Saddle up the velociraptor
Mar 27th, 2019 9:13 am | By Ophelia BensonIn the UK cops joke about not telling people they can’t do something but just asking why they would want to, and in the US Republicans in Congress joke about climate change because mass migrations and crop failures and wildfires are so hilarious.
Clad in a sharp, dark-colored suit, former president Ronald Reagan cuts a striking figure. But his attire isn’t what makes him formidable. He’s riding a velociraptor, which has a tattered American flag clutched in its talons. With a rocket launcher strapped to his back, Reagan fires a machine gun at an unseen foe.

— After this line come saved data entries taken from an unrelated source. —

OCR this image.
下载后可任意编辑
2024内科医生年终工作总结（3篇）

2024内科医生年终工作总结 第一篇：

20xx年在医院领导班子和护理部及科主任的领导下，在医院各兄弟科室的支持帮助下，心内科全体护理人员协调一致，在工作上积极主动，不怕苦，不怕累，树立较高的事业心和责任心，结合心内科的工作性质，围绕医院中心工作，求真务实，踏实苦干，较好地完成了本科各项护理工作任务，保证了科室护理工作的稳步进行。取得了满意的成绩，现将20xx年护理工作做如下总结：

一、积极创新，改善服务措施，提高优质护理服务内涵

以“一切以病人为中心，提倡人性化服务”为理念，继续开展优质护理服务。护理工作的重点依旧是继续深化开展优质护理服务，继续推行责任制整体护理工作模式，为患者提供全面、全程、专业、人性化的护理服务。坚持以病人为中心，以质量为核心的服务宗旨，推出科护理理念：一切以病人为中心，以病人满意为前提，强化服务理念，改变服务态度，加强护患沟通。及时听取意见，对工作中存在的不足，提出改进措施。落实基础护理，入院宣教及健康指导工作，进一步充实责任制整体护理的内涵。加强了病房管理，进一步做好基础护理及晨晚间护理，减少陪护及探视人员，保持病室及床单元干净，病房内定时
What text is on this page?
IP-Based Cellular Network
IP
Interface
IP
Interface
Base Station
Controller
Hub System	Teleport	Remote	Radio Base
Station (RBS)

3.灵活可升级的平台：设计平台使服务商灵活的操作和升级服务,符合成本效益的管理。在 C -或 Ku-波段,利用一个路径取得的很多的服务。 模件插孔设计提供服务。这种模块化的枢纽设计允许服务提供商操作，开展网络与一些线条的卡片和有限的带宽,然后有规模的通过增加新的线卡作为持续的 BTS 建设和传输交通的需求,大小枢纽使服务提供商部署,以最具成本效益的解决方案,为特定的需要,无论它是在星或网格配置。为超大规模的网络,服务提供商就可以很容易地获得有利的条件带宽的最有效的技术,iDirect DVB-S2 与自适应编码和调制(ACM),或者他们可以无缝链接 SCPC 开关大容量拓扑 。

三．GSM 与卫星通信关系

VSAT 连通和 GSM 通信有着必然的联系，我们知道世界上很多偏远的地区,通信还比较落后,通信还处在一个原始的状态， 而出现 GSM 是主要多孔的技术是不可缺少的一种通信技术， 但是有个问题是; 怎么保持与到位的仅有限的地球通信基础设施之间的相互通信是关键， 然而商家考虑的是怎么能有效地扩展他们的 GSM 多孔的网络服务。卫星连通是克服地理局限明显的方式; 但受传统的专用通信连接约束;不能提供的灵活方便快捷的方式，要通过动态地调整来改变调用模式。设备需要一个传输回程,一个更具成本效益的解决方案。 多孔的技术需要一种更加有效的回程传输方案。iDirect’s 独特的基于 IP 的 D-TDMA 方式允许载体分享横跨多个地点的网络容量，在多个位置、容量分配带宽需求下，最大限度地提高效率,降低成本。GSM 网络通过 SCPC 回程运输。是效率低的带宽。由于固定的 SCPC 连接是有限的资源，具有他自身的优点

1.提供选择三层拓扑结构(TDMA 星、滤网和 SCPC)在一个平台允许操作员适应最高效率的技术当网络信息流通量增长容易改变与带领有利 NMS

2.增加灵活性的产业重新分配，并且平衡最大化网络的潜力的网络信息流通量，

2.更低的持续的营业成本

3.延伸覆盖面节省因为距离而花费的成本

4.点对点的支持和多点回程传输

The fantastical depiction of the 40th president of the United States may sound like a hallucination, only it’s not. On Tuesday, thanks to Sen. Mike Lee (R-Utah), the artwork made its debut on the Senate floor amid debates over the Green New Deal.
Well you see the “fantastical” part was his whole point: the Green New Deal is as silly as Reagan on a velociraptor. Serious business up in there at the Capitol.

His tie isn’t even loosened. Impressive.
Throughout his roughly 14-minute address, Lee referenced images of Luke Skywalker from “Star Wars” riding a tauntaun, a fictional species of snow lizard; Aquaman on a 20-foot purple sea horse; and Utah Gov. Gary R. Herbert’s (R) cameo battling sharks with a tennis racket in “Sharknado: The 4th Awakens.”
Mike Lee, having a normal one pic.twitter.com/dY07FEAX3D
— Aaron Rupar (@atrupar) March 26, 2019
Though Lee acknowledged that he would likely be met with criticism for “not taking climate change seriously,” the rest of his argument against the Green New Deal continued in a similar vein — full of sarcasm and accompanying posters.
“Let’s be clear . . . climate change is no joke, but the Green New Deal is a joke,” Lee said, before offering an alternative recommendation to combat environmental issues: have more babies.
More babies to grow up to deal with migration wars and famines and fires enveloping entire regions. That’ll fix it.